Where Pith is reading between the lines
- The same modeling approach could be adapted to generate training data for other dynamic media such as heat shimmer or particulate scattering if the refraction physics generalize.
- Integrating the benchmark sequences into end-to-end training loops might improve generalization of learning-based restorers beyond the four predefined levels.
- The performance gap between classical and diffusion methods on extreme cases suggests that temporal consistency modeling will remain a bottleneck for real-time applications.
Load-bearing premise
The physics-based synthetic sequences reproduce the statistical patterns and temporal dynamics of real severe refractive warping seen in the laboratory data.
What would settle it
A direct side-by-side statistical comparison of displacement field histograms or power spectra between the synthetic sequences and the real lab captures that shows large, systematic mismatches.
Figures
read the original abstract
Video sequence capturing through refractive dynamic media, such as a turbulent air or water surface, often suffer from severe geometric distortions and temporal instability. While recent advances address mild atmospheric turbulence, no existing benchmarks systematically evaluate restoration methods under strong and highly nonuniform refractive conditions. We present a comprehensive benchmark for geometric distortion removal in video, covering a range from turbulence-like mild warping to strong discontinuous refractive deformations. The benchmark includes both laboratory-captured real data and synthetic sequences generated for static scenes via physics-based light refraction modeling across four distortion levels and multiple surface wave types. We evaluate a spectrum of methods from simple baselines and classical registration algorithms to advanced learning-based approaches including DATUM and our proposed diffusion based V-cache for high and extreme distortions regimes. Evaluation uses both pixel-level (PSNR, SSIM), and perceptual (LPIPS, DINO, CLIP) metrics providing the first large scale analysis of geometric distortion removal. Our benchmark establishes a new foundation for developing and evaluating algorithms capable of reconstructing video from highly distorted optical environments. Our code and datasets are available at https://github.com/iafoss/refractive-mfir-benchmark.
Editorial analysis
A structured set of objections, weighed in public.
Referee Report
Summary. The paper introduces a unified benchmark for multi-frame image restoration under severe refractive warping caused by dynamic media such as turbulent air or water surfaces. It combines laboratory-captured real data with synthetic sequences generated via physics-based light refraction modeling for static scenes, spanning four distortion levels and multiple surface wave types. The benchmark evaluates a spectrum of methods ranging from simple baselines and classical registration algorithms to advanced learning-based approaches, including DATUM and the authors' proposed diffusion-based V-cache method targeted at high and extreme distortion regimes. Performance is assessed using pixel-level metrics (PSNR, SSIM) and perceptual metrics (LPIPS, DINO, CLIP), with the goal of providing the first large-scale analysis and establishing a foundation for algorithms reconstructing video from highly distorted optical environments. Code and datasets are released publicly.
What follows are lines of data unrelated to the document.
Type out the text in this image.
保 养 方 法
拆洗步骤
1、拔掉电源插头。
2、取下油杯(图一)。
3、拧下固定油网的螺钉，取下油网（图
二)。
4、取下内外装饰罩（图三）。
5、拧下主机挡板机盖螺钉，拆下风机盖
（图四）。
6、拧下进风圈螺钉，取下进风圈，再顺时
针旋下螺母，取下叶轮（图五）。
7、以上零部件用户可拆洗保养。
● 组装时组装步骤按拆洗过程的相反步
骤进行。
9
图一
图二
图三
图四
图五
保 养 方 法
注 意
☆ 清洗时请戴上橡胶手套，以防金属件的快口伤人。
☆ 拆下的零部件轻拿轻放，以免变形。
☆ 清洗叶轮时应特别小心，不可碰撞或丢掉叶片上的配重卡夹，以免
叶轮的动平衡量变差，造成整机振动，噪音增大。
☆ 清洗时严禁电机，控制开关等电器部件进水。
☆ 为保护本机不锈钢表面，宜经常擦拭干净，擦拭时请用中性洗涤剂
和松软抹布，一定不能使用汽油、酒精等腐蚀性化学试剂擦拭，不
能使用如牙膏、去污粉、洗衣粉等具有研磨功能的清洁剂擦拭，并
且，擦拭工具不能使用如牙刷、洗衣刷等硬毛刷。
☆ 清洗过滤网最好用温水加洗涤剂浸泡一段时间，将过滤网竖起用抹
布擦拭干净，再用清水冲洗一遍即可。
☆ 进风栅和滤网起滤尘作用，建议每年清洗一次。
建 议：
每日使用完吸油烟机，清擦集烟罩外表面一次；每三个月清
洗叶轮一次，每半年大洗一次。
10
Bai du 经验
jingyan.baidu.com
Significance. If the synthetic data faithfully reproduces the statistics and temporal dynamics of real severe refractive warping, the benchmark would fill a notable gap in the field by enabling systematic evaluation of restoration methods beyond mild turbulence regimes. The inclusion of both real and synthetic data, multi-level distortions, and diverse metrics could support reproducible progress in applications such as underwater vision or atmospheric imaging. However, the significance is currently limited by the absence of explicit validation that the physics-based synthetics match real lab statistics, which is central to the benchmark's claimed coverage of 'highly distorted optical environments.'
major comments (2)
- [Abstract / Data Generation] Abstract and data generation description: The central claim that the benchmark covers 'strong discontinuous refractive deformations' and 'highly distorted optical environments' rests on the assumption that physics-based synthetic sequences across four distortion levels and multiple wave types reproduce the statistics and temporal dynamics of the laboratory real data. No quantitative comparisons (e.g., optical-flow histograms, discontinuity frequency, or temporal correlation spectra) between real and synthetic extreme cases are reported, leaving the fidelity unverified and the benchmark's utility for the claimed regime at risk.
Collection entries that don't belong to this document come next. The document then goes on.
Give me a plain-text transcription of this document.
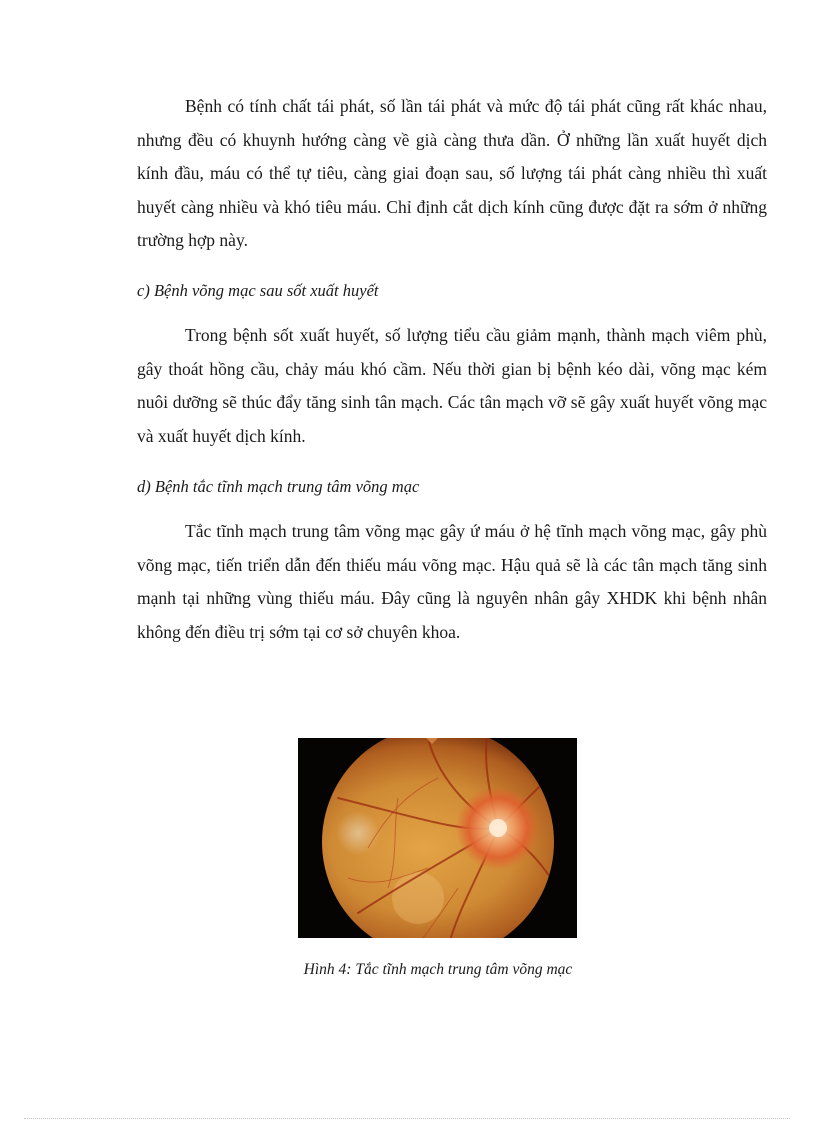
Bệnh có tính chất tái phát, số lần tái phát và mức độ tái phát cũng rất khác nhau, nhưng đều có khuynh hướng càng về già càng thưa dần. Ở những lần xuất huyết dịch kính đầu, máu có thể tự tiêu, càng giai đoạn sau, số lượng tái phát càng nhiều thì xuất huyết càng nhiều và khó tiêu máu. Chỉ định cắt dịch kính cũng được đặt ra sớm ở những trường hợp này.

c) Bệnh võng mạc sau sốt xuất huyết

Trong bệnh sốt xuất huyết, số lượng tiểu cầu giảm mạnh, thành mạch viêm phù, gây thoát hồng cầu, chảy máu khó cầm. Nếu thời gian bị bệnh kéo dài, võng mạc kém nuôi dưỡng sẽ thúc đẩy tăng sinh tân mạch. Các tân mạch vỡ sẽ gây xuất huyết võng mạc và xuất huyết dịch kính.

d) Bệnh tắc tĩnh mạch trung tâm võng mạc

Tắc tĩnh mạch trung tâm võng mạc gây ứ máu ở hệ tĩnh mạch võng mạc, gây phù võng mạc, tiến triển dẫn đến thiếu máu võng mạc. Hậu quả sẽ là các tân mạch tăng sinh mạnh tại những vùng thiếu máu. Đây cũng là nguyên nhân gây XHDK khi bệnh nhân không đến điều trị sớm tại cơ sở chuyên khoa.

Hình 4: Tắc tĩnh mạch trung tâm võng mạc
- [Evaluation] Evaluation section: The paper reports method rankings and V-cache effectiveness on both real and synthetic data, yet the abstract provides no quantitative results, ablation details, or verification that synthetic data matches real statistics. Without these, the cross-method comparisons and claims about performance in severe regimes cannot be fully assessed for robustness.
minor comments (2)
- [Abstract] The abstract mentions 'our proposed diffusion based V-cache' but does not define its architecture or training details at a level that allows immediate reproduction; a dedicated methods subsection would improve clarity.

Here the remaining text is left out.